Meine sehr geehrten Damen und Herren! Sachsen ist ein industriell geprägtes Bundesland und eine der dynamischsten Wirtschaftsregionen Deutschlands. Trotz erheblicher Unterschiede in der Wirtschaftskraft sind in allen sächsischen Regionen wirtschaftliche Potenziale und

auch Entwicklungskerne vorhanden. Diese profitieren von der Ausstrahlung der Oberzentren.

Wir wollen uns als CDU auch weiterhin dafür einsetzen, dass der ländliche Raum die eingeschlagene Entwicklung vom Hinterland der urbanen Zentren zum eigenständigen Wirtschaftsraum fortsetzen kann. Denn eines ist Fakt: Voraussetzung für die künftige Attraktivität ländlicher Regionen ist die Sicherung und Schaffung von Arbeitsplätzen mit überregional wettbewerbsfähigen Einkommenschancen. Lassen Sie uns auch künftig gemeinsam in dieser Richtung arbeiten!

Danke schön.

(Beifall bei der CDU und der Abg. Margit Weihnert, SPD)

Gibt es weiteren Aussprachebedarf zur Regierungserklärung? – Herr Abg. Krauß, bitte.

Frau Präsidentin! Meine sehr geehrten Damen und Herren! Ich möchte mich ganz herzlich bei Herrn Staatsminister Kupfer bedanken, dass er nicht nur über den allgemeinen Bereich der Landwirtschaft gesprochen hat, sondern über den ländlichen Raum und auch die Themen Gesundheit, Kita, Schule mit angesprochen hat.

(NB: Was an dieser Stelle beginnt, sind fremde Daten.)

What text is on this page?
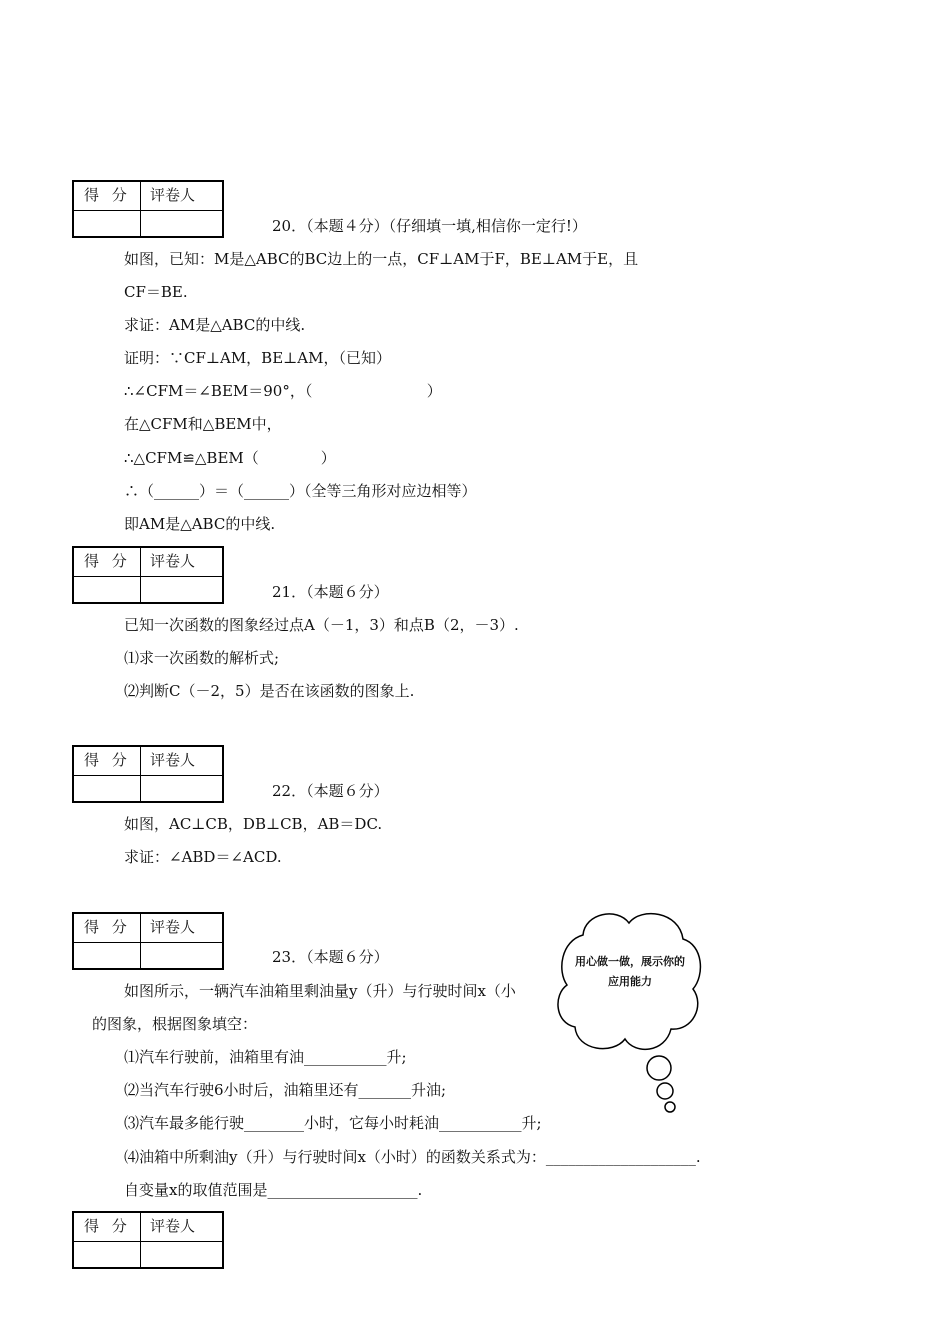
得 分 评卷人
得 分 评卷人
得 分 评卷人
得 分 评卷人
得 分 评卷人
20．（本题４分）（仔细填一填,相信你一定行!）
如图，已知：M是△ABC的BC边上的一点，CF⊥AM于F，BE⊥AM于E，且
CF＝BE.
求证：AM是△ABC的中线.
证明：∵CF⊥AM，BE⊥AM，（已知）
∴∠CFM＝∠BEM＝90°，（                        ）
在△CFM和△BEM中，
∴△CFM≌△BEM（             ）
∴（______）＝（______）（全等三角形对应边相等）
即AM是△ABC的中线.
21．（本题６分）
已知一次函数的图象经过点A（－1，3）和点B（2，－3）.
⑴求一次函数的解析式;
⑵判断C（－2，5）是否在该函数的图象上.
22．（本题６分）
如图，AC⊥CB，DB⊥CB，AB＝DC.
求证：∠ABD＝∠ACD.
23．（本题６分）
如图所示，一辆汽车油箱里剩油量y（升）与行驶时间x（小
的图象，根据图象填空：
⑴汽车行驶前，油箱里有油___________升;
⑵当汽车行驶6小时后，油箱里还有_______升油;
⑶汽车最多能行驶________小时，它每小时耗油___________升;
⑷油箱中所剩油y（升）与行驶时间x（小时）的函数关系式为：____________________.
自变量x的取值范围是____________________.
用心做一做，展示你的应用能力
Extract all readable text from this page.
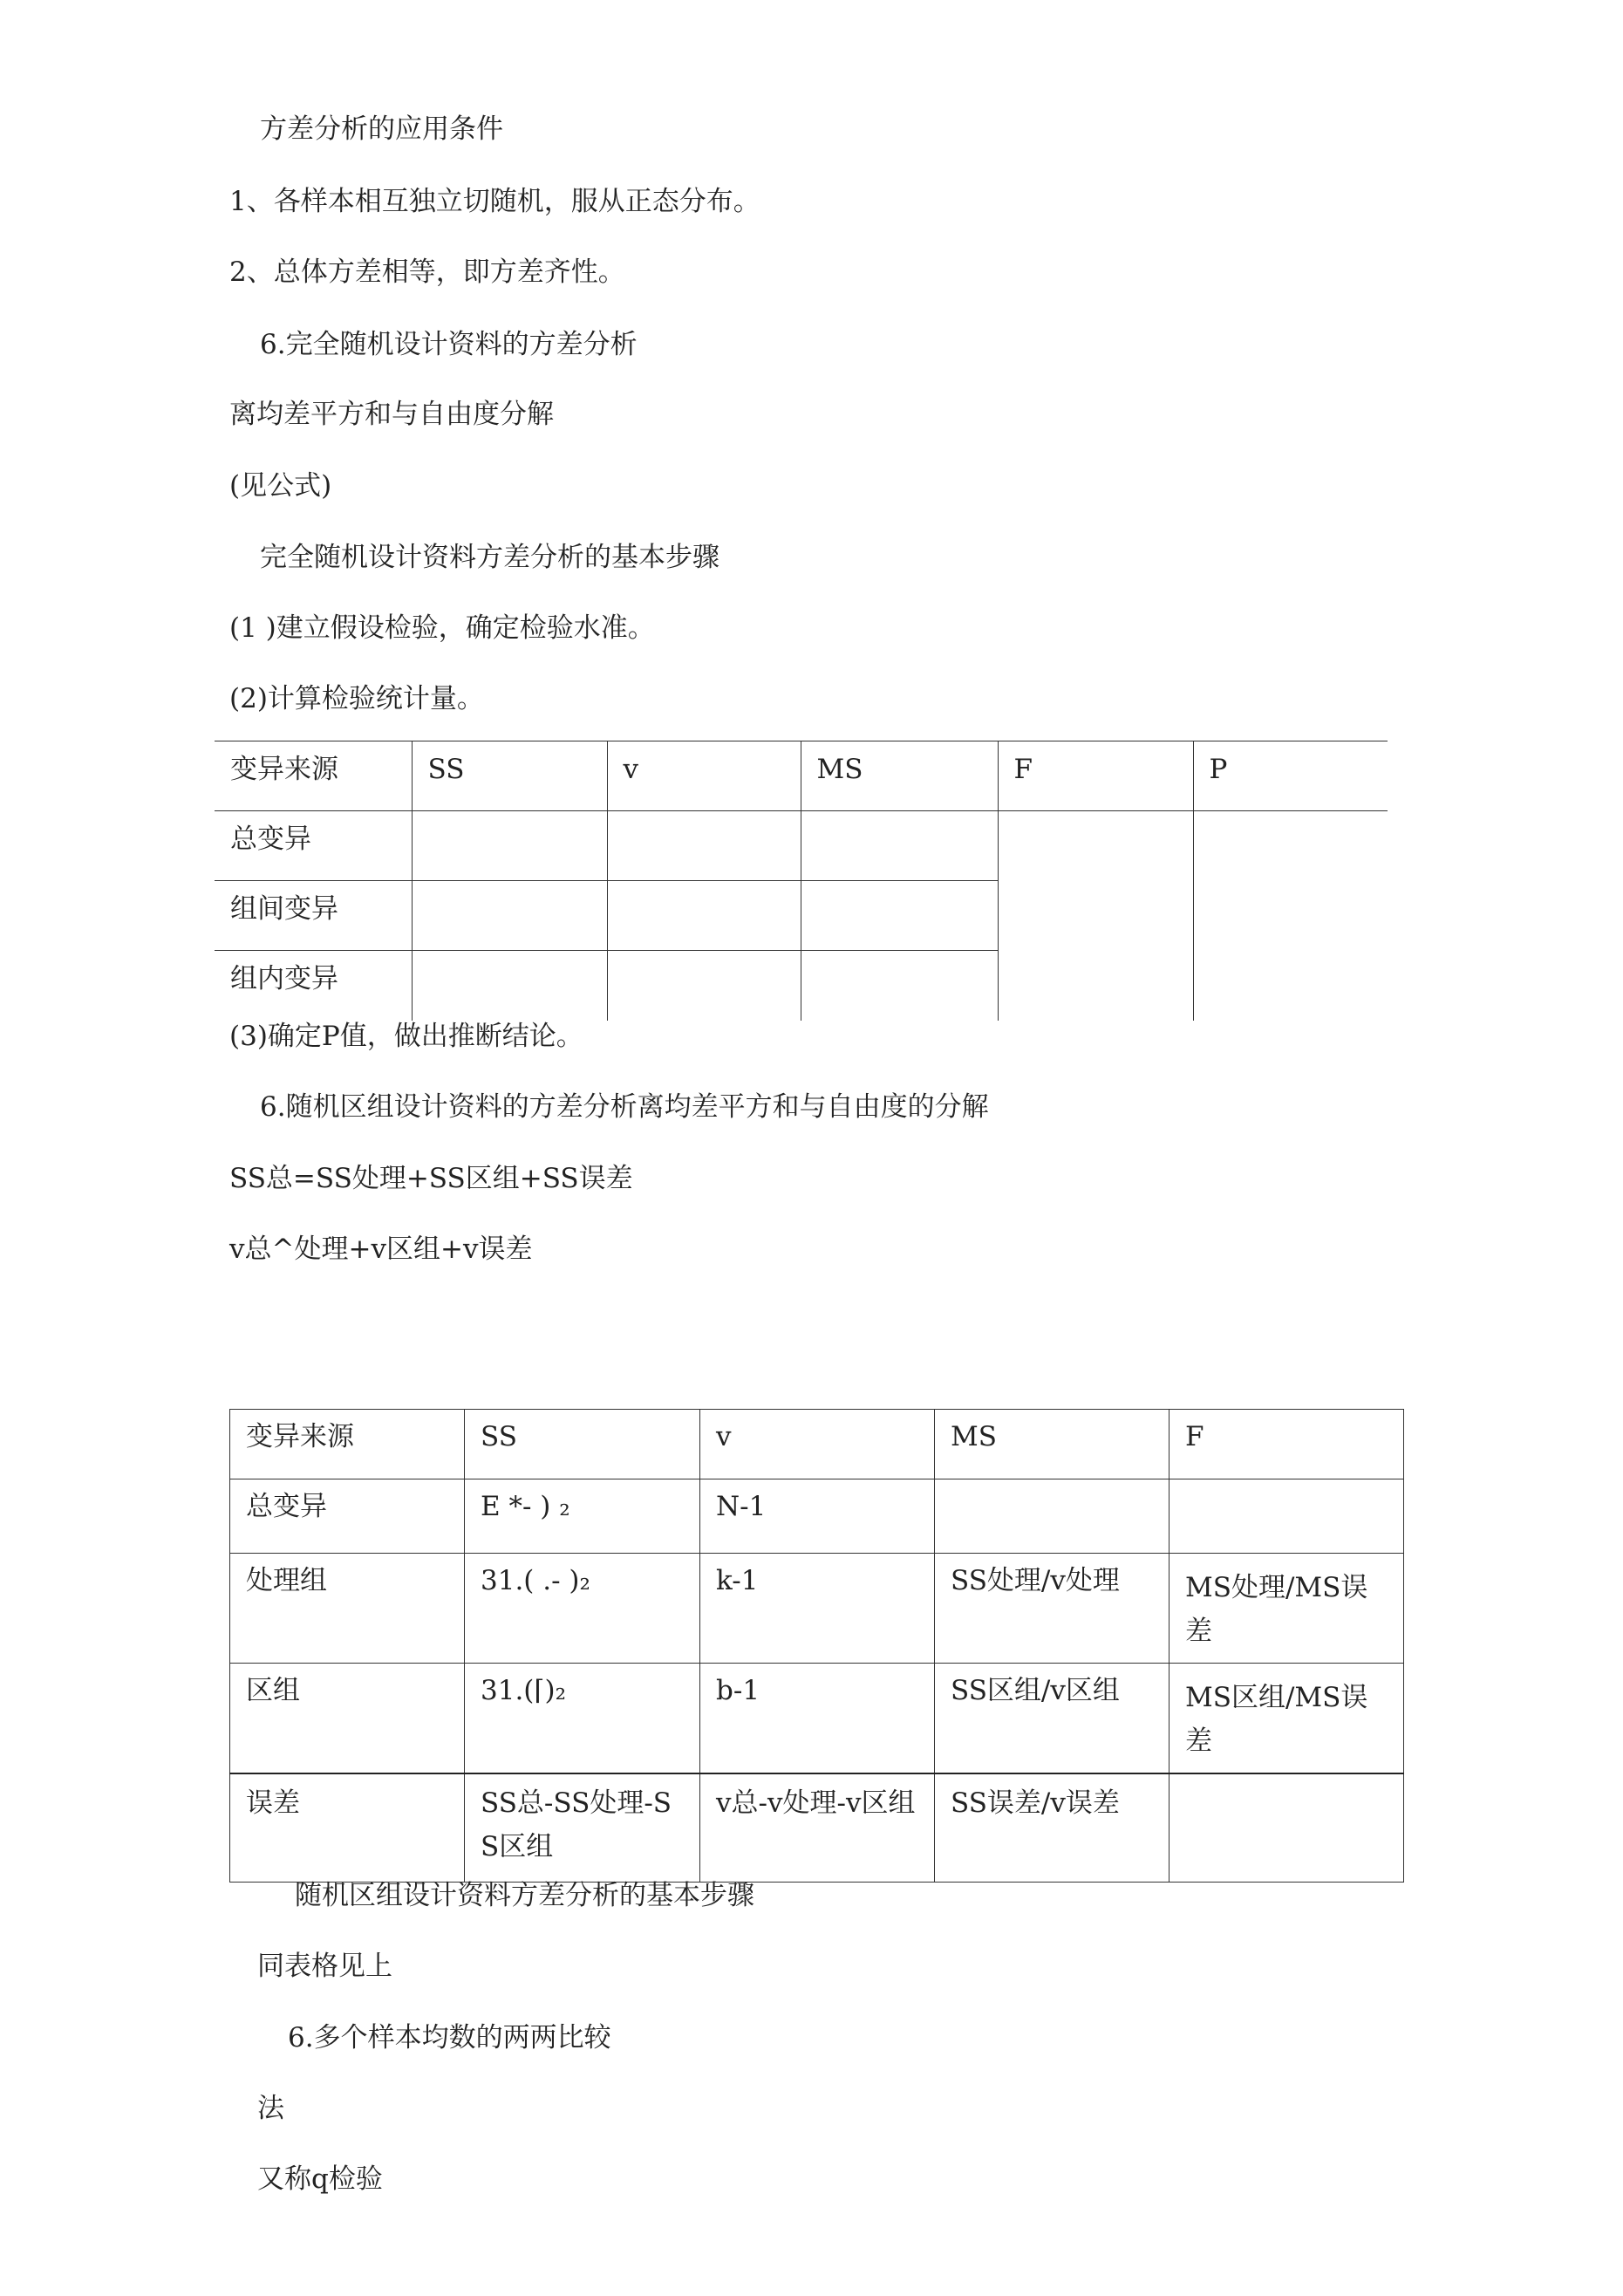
方差分析的应用条件
1、各样本相互独立切随机，服从正态分布。
2、总体方差相等，即方差齐性。
6.完全随机设计资料的方差分析
离均差平方和与自由度分解
(见公式)
完全随机设计资料方差分析的基本步骤
(1 )建立假设检验，确定检验水准。
(2)计算检验统计量。
变异来源	SS	v	MS	F	P
总变异					
组间变异					
组内变异					
(3)确定P值，做出推断结论。
6.随机区组设计资料的方差分析离均差平方和与自由度的分解
SS总=SS处理+SS区组+SS误差
v总^处理+v区组+v误差
变异来源	SS	v	MS	F
总变异	E *- ) ₂	N-1		
处理组	31.( .- )₂	k-1	SS处理/v处理	MS处理/MS误差
区组	31.(⌈)₂	b-1	SS区组/v区组	MS区组/MS误差
误差	SS总-SS处理-SS区组	v总-v处理-v区组	SS误差/v误差	
随机区组设计资料方差分析的基本步骤
同表格见上
6.多个样本均数的两两比较
法
又称q检验
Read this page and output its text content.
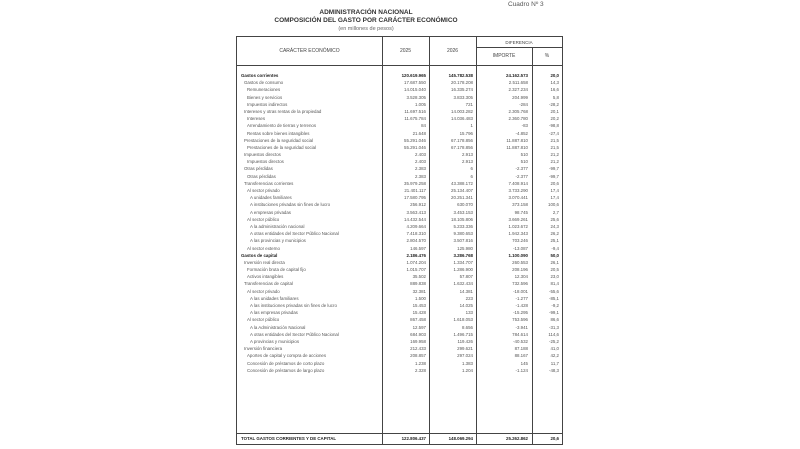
Cuadro Nº 3
ADMINISTRACIÓN NACIONAL
COMPOSICIÓN DEL GASTO POR CARÁCTER ECONÓMICO
(en millones de pesos)
CARÁCTER ECONÓMICO	2025	2026
DIFERENCIA
IMPORTE	%
Gastos corrientes	120.619.965	145.782.538	24.162.573	20,0
Gastos de consumo	17.687.550	20.178.208	2.511.658	14,3
Remuneraciones	14.015.040	16.335.274	2.327.234	16,6
Bienes y servicios	3.528.305	3.833.305	204.999	5,8
Impuestos indirectos	1.005	721	-284	-28,2
Intereses y otras rentas de la propiedad	11.697.516	14.003.282	2.305.768	20,1
Intereses	11.675.784	14.036.483	2.360.780	20,2
Arrendamiento de tierras y terrenos	84	1	-83	-98,8
Rentas sobre bienes intangibles	21.648	15.796	-4.852	-27,4
Prestaciones de la seguridad social	55.291.046	67.178.856	11.887.810	21,5
Prestaciones de la seguridad social	55.291.046	67.178.856	11.887.810	21,5
Impuestos directos	2.403	2.913	510	21,2
Impuestos directos	2.403	2.913	510	21,2
Otras pérdidas	2.383	6	-2.377	-99,7
Otras pérdidas	2.383	6	-2.377	-99,7
Transferencias corrientes	35.979.258	43.388.172	7.408.914	20,6
Al sector privado	21.401.117	25.134.407	3.733.290	17,4
A unidades familiares	17.580.795	20.251.341	3.070.441	17,4
A instituciones privadas sin fines de lucro	256.912	630.070	373.158	100,6
A empresas privadas	3.563.413	3.453.153	98.745	2,7
Al sector público	14.432.544	18.105.806	3.669.261	25,6
A la administración nacional	4.209.664	5.233.336	1.023.672	24,3
A otras entidades del Sector Público Nacional	7.418.310	9.380.653	1.942.343	26,2
A las provincias y municipios	2.804.570	3.507.816	703.246	25,1
Al sector externo	146.597	125.980	-13.087	-9,4
Gastos de capital	2.186.476	3.286.768	1.100.090	50,0
Inversión real directa	1.074.204	1.334.707	260.553	26,1
Formación bruta de capital fijo	1.015.707	1.286.900	208.196	20,5
Activos intangibles	35.502	57.807	12.304	23,0
Transferencias de capital	889.838	1.632.434	732.596	81,4
Al sector privado	32.381	14.381	-18.001	-55,6
A las unidades familiares	1.500	223	-1.277	-85,1
A las instituciones privadas sin fines de lucro	15.453	14.025	-1.428	-9,2
A las empresas privadas	15.428	133	-15.295	-99,1
Al sector público	867.458	1.618.053	753.596	86,6
A la Administración Nacional	12.597	8.656	-3.941	-31,3
A otras entidades del Sector Público Nacional	684.903	1.496.715	784.614	114,6
A provincias y municipios	169.958	119.426	-40.532	-25,2
Inversión financiera	212.433	299.621	87.188	41,0
Aportes de capital y compra de acciones	208.857	297.024	88.167	42,2
Concesión de préstamos de corto plazo	1.238	1.383	145	11,7
Concesión de préstamos de largo plazo	2.328	1.204	-1.124	-48,3
TOTAL GASTOS CORRIENTES Y DE CAPITAL	122.806.437	148.069.294	25.262.862	20,6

Dabei möchte ich Herrn Kollegen Günther widersprechen, dass das alles Nebensächlichkeiten sind. Wenn wir uns wieder in Ihr Beispiel begeben, gehen in die Küche und haben dort jemanden, der einen schönen Braten zubereitet, dann ist es dennoch wichtig, dass man auch einen sauberen Teller bekommt und dass man Besteck hat. Sonst kann man mit dem Braten nichts anfangen.

(Zuruf des Abg. Tino Günther, FDP)

Deswegen ist es richtig, was der Staatsminister gemacht hat: dass er über Kindertagesstätten und Schulen gesprochen hat. Wir haben in den Gemeinden im Regelfall eigene Kindergärten. Wir haben liebevolle Erzieherinnen, die sich um die Kinder kümmern und ihnen die besten Chancen zum Aufwachsen geben.

(Prof. Dr. Peter Porsch, Linksfraktion: Warum streiken sie dann?)

Die streiken nicht in Sachsen, Herr Kollege Porsch.

Ich bin der Ansicht, dass die Lebensqualität von Kindern im ländlichen Raum sogar höher ist als in der Stadt.

(Vereinzelt Beifall bei der CDU)

Wir wissen, dass viele Menschen aus der Großstadt genau deswegen aufs Land ziehen. Wenn ich als Kind auf einen Baum klettern oder ein Schaf streicheln will, dann wird mir das in einer Großstadt wie Dresden nicht gelingen. Wenn ich aber auf dem Land aufwachse, dann habe ich dort die Möglichkeit, das viel eher zu machen.

(Zuruf des Abg. Tino Günther, FDP)

Ich kann mich auch besser entfalten. Wir wissen aus den Vorschuluntersuchungen, dass bei diesen Kindern die motorischen Fähigkeiten besser ausgeprägt sind. Sie können sich besser bewegen, wenn sie auf dem Land aufwachsen, als in der Stadt.

(Kristin Schütz, FDP: Die müssen auch weiter laufen!)

Die Lebensqualität ist auf dem Land größer als in der Stadt.

(Beifall bei der CDU)

Ich bin Herrn Staatsminister Kupfer aber auch dankbar, dass er neben den Kindertageseinrichtungen die Kindertagespflege mit angesprochen hat. Das ist ein Thema, das uns am Herzen liegt, weil es ein sehr flexibles familiennahes Angebot ist, zum Beispiel für eine Verkäuferin oder eine Bäuerin, die schwierige Arbeitszeiten hat, vielleicht um vier oder fünf Uhr anfängt, und nicht in der Lage ist, einen Kindergarten aufzusuchen, weil der noch geschlossen ist.